Andrew Craig Brunson ist ein US-amerikanischer Pastor der Evangelisch-Presbyterianischen Kirche. Seit 1993 lebten er und seine armenisch-stämmige Frau Norine in der Türkei, wo sie in Izmir eine presbyterianische Kirchengemeinde gegründet hatten. Jeder Türke hätte in demselben Zeitraum in Deutschland kaum ein Problem gehabt, einen deutschen Pass zu erhalten. Als Brunson und seine Frau einen Antrag auf unbegrenztes Aufenthaltsrecht in der Türkei stellten, wurden sie im Oktober 2016 unter fadenscheinigen Gründen verhaftet. 

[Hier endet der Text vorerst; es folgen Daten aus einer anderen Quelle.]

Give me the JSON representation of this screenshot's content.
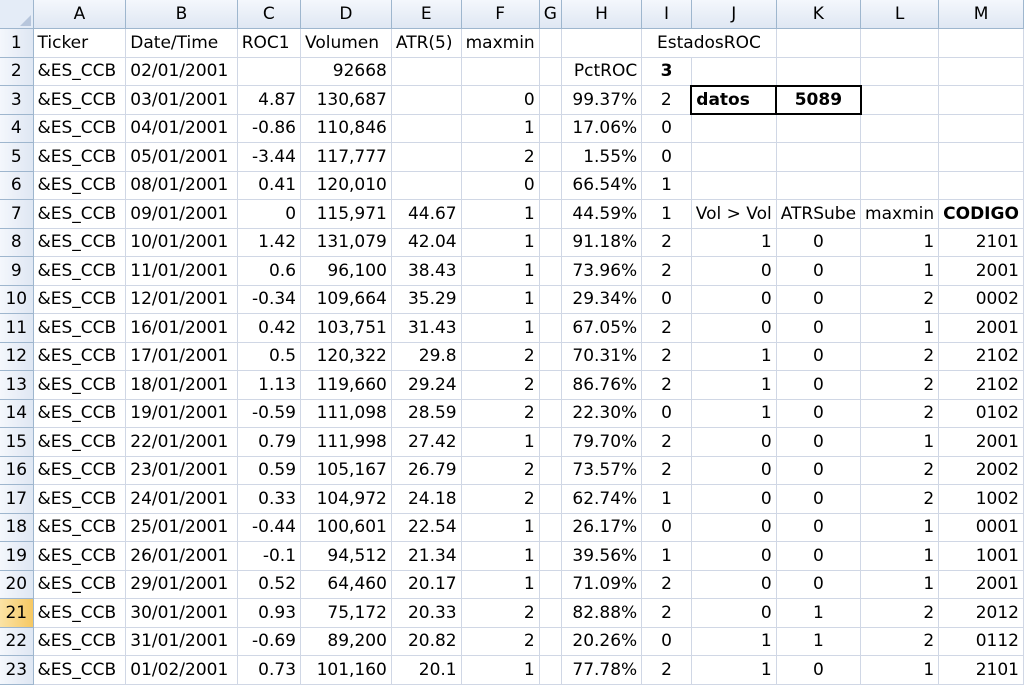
{
  "columns": [
    "A",
    "B",
    "C",
    "D",
    "E",
    "F",
    "G",
    "H",
    "I",
    "J",
    "K",
    "L",
    "M"
  ],
  "rows": [
    {
      "n": "1",
      "a": "Ticker",
      "b": "Date/Time",
      "c": "ROC1",
      "d": "Volumen",
      "e": "ATR(5)",
      "f": "maxmin",
      "g": "",
      "h": "",
      "i": "EstadosROC",
      "j": "",
      "k": "",
      "l": "",
      "m": ""
    },
    {
      "n": "2",
      "a": "&ES_CCB",
      "b": "02/01/2001",
      "c": "",
      "d": "92668",
      "e": "",
      "f": "",
      "g": "",
      "h": "PctROC",
      "i": "3",
      "j": "",
      "k": "",
      "l": "",
      "m": ""
    },
    {
      "n": "3",
      "a": "&ES_CCB",
      "b": "03/01/2001",
      "c": "4.87",
      "d": "130,687",
      "e": "",
      "f": "0",
      "g": "",
      "h": "99.37%",
      "i": "2",
      "j": "datos",
      "k": "5089",
      "l": "",
      "m": ""
    },
    {
      "n": "4",
      "a": "&ES_CCB",
      "b": "04/01/2001",
      "c": "-0.86",
      "d": "110,846",
      "e": "",
      "f": "1",
      "g": "",
      "h": "17.06%",
      "i": "0",
      "j": "",
      "k": "",
      "l": "",
      "m": ""
    },
    {
      "n": "5",
      "a": "&ES_CCB",
      "b": "05/01/2001",
      "c": "-3.44",
      "d": "117,777",
      "e": "",
      "f": "2",
      "g": "",
      "h": "1.55%",
      "i": "0",
      "j": "",
      "k": "",
      "l": "",
      "m": ""
    },
    {
      "n": "6",
      "a": "&ES_CCB",
      "b": "08/01/2001",
      "c": "0.41",
      "d": "120,010",
      "e": "",
      "f": "0",
      "g": "",
      "h": "66.54%",
      "i": "1",
      "j": "",
      "k": "",
      "l": "",
      "m": ""
    },
    {
      "n": "7",
      "a": "&ES_CCB",
      "b": "09/01/2001",
      "c": "0",
      "d": "115,971",
      "e": "44.67",
      "f": "1",
      "g": "",
      "h": "44.59%",
      "i": "1",
      "j": "Vol > Vol",
      "k": "ATRSube",
      "l": "maxmin",
      "m": "CODIGO"
    },
    {
      "n": "8",
      "a": "&ES_CCB",
      "b": "10/01/2001",
      "c": "1.42",
      "d": "131,079",
      "e": "42.04",
      "f": "1",
      "g": "",
      "h": "91.18%",
      "i": "2",
      "j": "1",
      "k": "0",
      "l": "1",
      "m": "2101"
    },
    {
      "n": "9",
      "a": "&ES_CCB",
      "b": "11/01/2001",
      "c": "0.6",
      "d": "96,100",
      "e": "38.43",
      "f": "1",
      "g": "",
      "h": "73.96%",
      "i": "2",
      "j": "0",
      "k": "0",
      "l": "1",
      "m": "2001"
    },
    {
      "n": "10",
      "a": "&ES_CCB",
      "b": "12/01/2001",
      "c": "-0.34",
      "d": "109,664",
      "e": "35.29",
      "f": "1",
      "g": "",
      "h": "29.34%",
      "i": "0",
      "j": "0",
      "k": "0",
      "l": "2",
      "m": "0002"
    },
    {
      "n": "11",
      "a": "&ES_CCB",
      "b": "16/01/2001",
      "c": "0.42",
      "d": "103,751",
      "e": "31.43",
      "f": "1",
      "g": "",
      "h": "67.05%",
      "i": "2",
      "j": "0",
      "k": "0",
      "l": "1",
      "m": "2001"
    },
    {
      "n": "12",
      "a": "&ES_CCB",
      "b": "17/01/2001",
      "c": "0.5",
      "d": "120,322",
      "e": "29.8",
      "f": "2",
      "g": "",
      "h": "70.31%",
      "i": "2",
      "j": "1",
      "k": "0",
      "l": "2",
      "m": "2102"
    },
    {
      "n": "13",
      "a": "&ES_CCB",
      "b": "18/01/2001",
      "c": "1.13",
      "d": "119,660",
      "e": "29.24",
      "f": "2",
      "g": "",
      "h": "86.76%",
      "i": "2",
      "j": "1",
      "k": "0",
      "l": "2",
      "m": "2102"
    },
    {
      "n": "14",
      "a": "&ES_CCB",
      "b": "19/01/2001",
      "c": "-0.59",
      "d": "111,098",
      "e": "28.59",
      "f": "2",
      "g": "",
      "h": "22.30%",
      "i": "0",
      "j": "1",
      "k": "0",
      "l": "2",
      "m": "0102"
    },
    {
      "n": "15",
      "a": "&ES_CCB",
      "b": "22/01/2001",
      "c": "0.79",
      "d": "111,998",
      "e": "27.42",
      "f": "1",
      "g": "",
      "h": "79.70%",
      "i": "2",
      "j": "0",
      "k": "0",
      "l": "1",
      "m": "2001"
    },
    {
      "n": "16",
      "a": "&ES_CCB",
      "b": "23/01/2001",
      "c": "0.59",
      "d": "105,167",
      "e": "26.79",
      "f": "2",
      "g": "",
      "h": "73.57%",
      "i": "2",
      "j": "0",
      "k": "0",
      "l": "2",
      "m": "2002"
    },
    {
      "n": "17",
      "a": "&ES_CCB",
      "b": "24/01/2001",
      "c": "0.33",
      "d": "104,972",
      "e": "24.18",
      "f": "2",
      "g": "",
      "h": "62.74%",
      "i": "1",
      "j": "0",
      "k": "0",
      "l": "2",
      "m": "1002"
    },
    {
      "n": "18",
      "a": "&ES_CCB",
      "b": "25/01/2001",
      "c": "-0.44",
      "d": "100,601",
      "e": "22.54",
      "f": "1",
      "g": "",
      "h": "26.17%",
      "i": "0",
      "j": "0",
      "k": "0",
      "l": "1",
      "m": "0001"
    },
    {
      "n": "19",
      "a": "&ES_CCB",
      "b": "26/01/2001",
      "c": "-0.1",
      "d": "94,512",
      "e": "21.34",
      "f": "1",
      "g": "",
      "h": "39.56%",
      "i": "1",
      "j": "0",
      "k": "0",
      "l": "1",
      "m": "1001"
    },
    {
      "n": "20",
      "a": "&ES_CCB",
      "b": "29/01/2001",
      "c": "0.52",
      "d": "64,460",
      "e": "20.17",
      "f": "1",
      "g": "",
      "h": "71.09%",
      "i": "2",
      "j": "0",
      "k": "0",
      "l": "1",
      "m": "2001"
    },
    {
      "n": "21",
      "a": "&ES_CCB",
      "b": "30/01/2001",
      "c": "0.93",
      "d": "75,172",
      "e": "20.33",
      "f": "2",
      "g": "",
      "h": "82.88%",
      "i": "2",
      "j": "0",
      "k": "1",
      "l": "2",
      "m": "2012"
    },
    {
      "n": "22",
      "a": "&ES_CCB",
      "b": "31/01/2001",
      "c": "-0.69",
      "d": "89,200",
      "e": "20.82",
      "f": "2",
      "g": "",
      "h": "20.26%",
      "i": "0",
      "j": "1",
      "k": "1",
      "l": "2",
      "m": "0112"
    },
    {
      "n": "23",
      "a": "&ES_CCB",
      "b": "01/02/2001",
      "c": "0.73",
      "d": "101,160",
      "e": "20.1",
      "f": "1",
      "g": "",
      "h": "77.78%",
      "i": "2",
      "j": "1",
      "k": "0",
      "l": "1",
      "m": "2101"
    }
  ]
}
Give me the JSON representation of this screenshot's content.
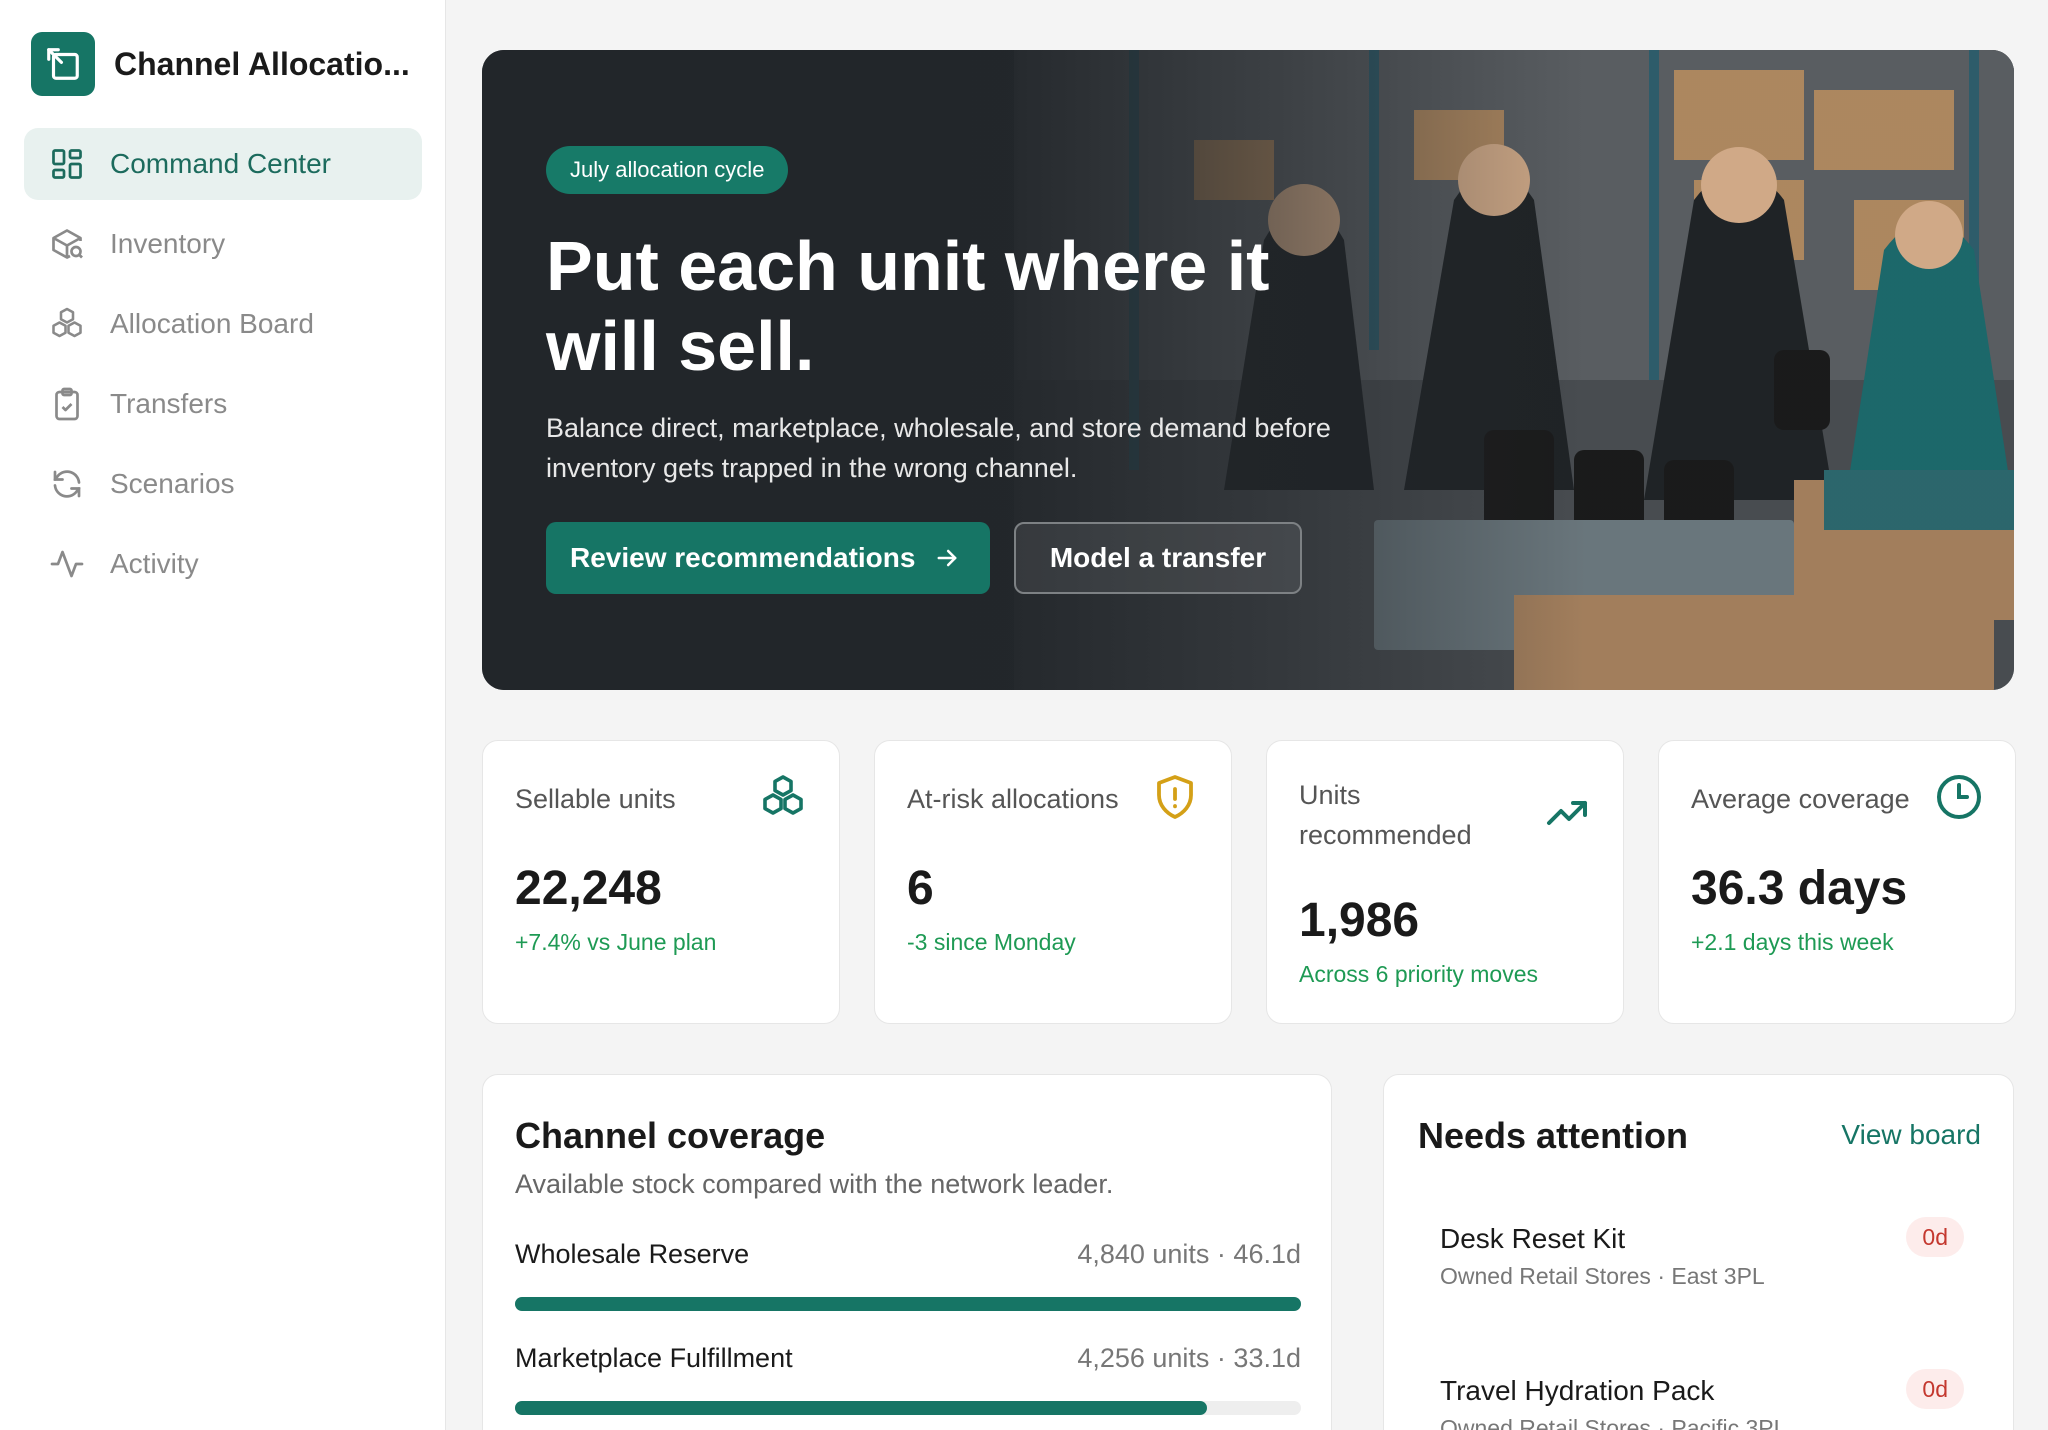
{
  "app": {
    "title": "Channel Allocatio..."
  },
  "sidebar": {
    "items": [
      {
        "label": "Command Center",
        "icon": "grid-icon",
        "active": true
      },
      {
        "label": "Inventory",
        "icon": "package-search-icon"
      },
      {
        "label": "Allocation Board",
        "icon": "boxes-icon"
      },
      {
        "label": "Transfers",
        "icon": "clipboard-check-icon"
      },
      {
        "label": "Scenarios",
        "icon": "refresh-icon"
      },
      {
        "label": "Activity",
        "icon": "activity-icon"
      }
    ]
  },
  "hero": {
    "badge": "July allocation cycle",
    "title": "Put each unit where it will sell.",
    "subtitle": "Balance direct, marketplace, wholesale, and store demand before inventory gets trapped in the wrong channel.",
    "primary_button": "Review recommendations",
    "secondary_button": "Model a transfer"
  },
  "stats": [
    {
      "label": "Sellable units",
      "value": "22,248",
      "delta": "+7.4% vs June plan",
      "icon": "boxes-icon"
    },
    {
      "label": "At-risk allocations",
      "value": "6",
      "delta": "-3 since Monday",
      "icon": "shield-alert-icon"
    },
    {
      "label": "Units recommended",
      "value": "1,986",
      "delta": "Across 6 priority moves",
      "icon": "trending-up-icon"
    },
    {
      "label": "Average coverage",
      "value": "36.3 days",
      "delta": "+2.1 days this week",
      "icon": "clock-icon"
    }
  ],
  "coverage": {
    "title": "Channel coverage",
    "subtitle": "Available stock compared with the network leader.",
    "rows": [
      {
        "name": "Wholesale Reserve",
        "meta": "4,840 units · 46.1d",
        "fraction": 1.0
      },
      {
        "name": "Marketplace Fulfillment",
        "meta": "4,256 units · 33.1d",
        "fraction": 0.88
      }
    ]
  },
  "attention": {
    "title": "Needs attention",
    "link": "View board",
    "items": [
      {
        "name": "Desk Reset Kit",
        "meta": "Owned Retail Stores · East 3PL",
        "badge": "0d"
      },
      {
        "name": "Travel Hydration Pack",
        "meta": "Owned Retail Stores · Pacific 3PL",
        "badge": "0d"
      }
    ]
  },
  "colors": {
    "accent": "#167565",
    "positive": "#1e9a54",
    "warning": "#d4a017",
    "danger": "#c4382f"
  }
}
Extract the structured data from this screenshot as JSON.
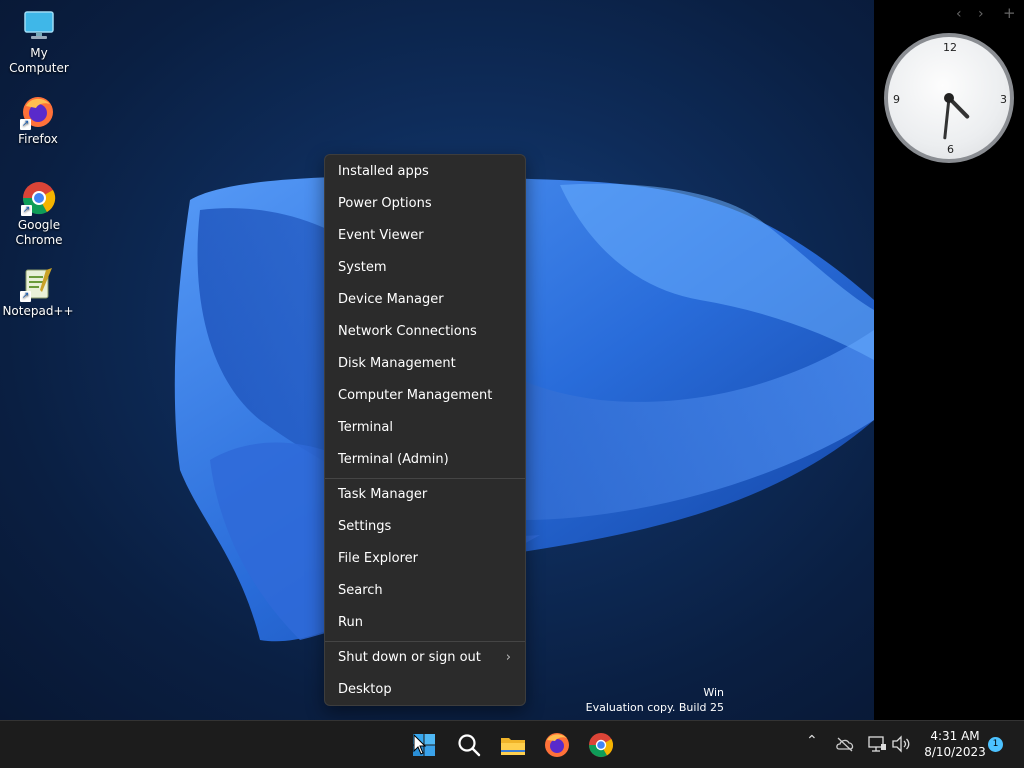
{
  "desktop": {
    "icons": [
      {
        "label": "My Computer",
        "icon": "monitor-icon"
      },
      {
        "label": "Firefox",
        "icon": "firefox-icon"
      },
      {
        "label": "Google Chrome",
        "icon": "chrome-icon"
      },
      {
        "label": "Notepad++",
        "icon": "notepadpp-icon"
      }
    ],
    "watermark": {
      "line1": "Win",
      "line2": "Evaluation copy. Build 25"
    }
  },
  "widget": {
    "nav_prev": "‹",
    "nav_next": "›",
    "add": "+",
    "clock": {
      "n12": "12",
      "n3": "3",
      "n6": "6",
      "n9": "9",
      "hour": 4,
      "minute": 31
    }
  },
  "context_menu": {
    "group1": [
      "Installed apps",
      "Power Options",
      "Event Viewer",
      "System",
      "Device Manager",
      "Network Connections",
      "Disk Management",
      "Computer Management",
      "Terminal",
      "Terminal (Admin)"
    ],
    "group2": [
      "Task Manager",
      "Settings",
      "File Explorer",
      "Search",
      "Run"
    ],
    "group3": [
      "Shut down or sign out",
      "Desktop"
    ],
    "submenu_arrow": "›"
  },
  "taskbar": {
    "apps": [
      "start-icon",
      "search-icon",
      "file-explorer-icon",
      "firefox-icon",
      "chrome-icon"
    ],
    "tray": {
      "chevron": "⌃",
      "icons": [
        "onedrive-icon",
        "network-icon",
        "volume-icon"
      ]
    },
    "time": "4:31 AM",
    "date": "8/10/2023",
    "notification_count": "1"
  },
  "colors": {
    "menu_bg": "#2b2b2b",
    "taskbar_bg": "#1c1c1c",
    "accent": "#4cc2ff"
  }
}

Norine Brunson wurde nach zwei Wochen freigelassen, für ihren Mann folgten 735 Tage türkische Geiselhaft, über die Andrew Brunson jetzt ein ergreifendes christliches Zeugnis in Tagebuchform veröffentlicht hat. Zunächst war er eingesperrt in eine Gefängniszelle mit 17 anderen angeblichen Staatsfeinden, danach bekam er Einzelhaft. Zunächst warf man dem Mann aus North Carolina Mitverschwörung am Putsch gegen den türkischen Präsidenten Recep Tayyip Erdogan im Juli 2016 vor, später verlagerte sich die Hauptanklage auf Unterstützung der terroristischen kurdischen PKK und zu guter Letzt wurde ihm Christianisierung vorgeworfen, wobei man Christianisierung mit Terror gleichsetzte. Ihm drohten 35 Jahre Haft.

Mit 35 Jahre Haft bedroht

Als Brunson 1993 in die Türkei kam, war diese noch ein Rechtsstaat, in dem Gesetze und nicht Befehle eines Obersten Führers galten. Missionierung war damals nicht verboten. Als Erdogan ab 2001 nach und nach mit Hilfe des Islam immer mehr Macht in der Türkei anhäufte und trotzdem noch sein Land in die EU führen wollte, begann gleichzeitig auch ein Prozess der Entrechtung der gesamten türkischen Gesellschaft. 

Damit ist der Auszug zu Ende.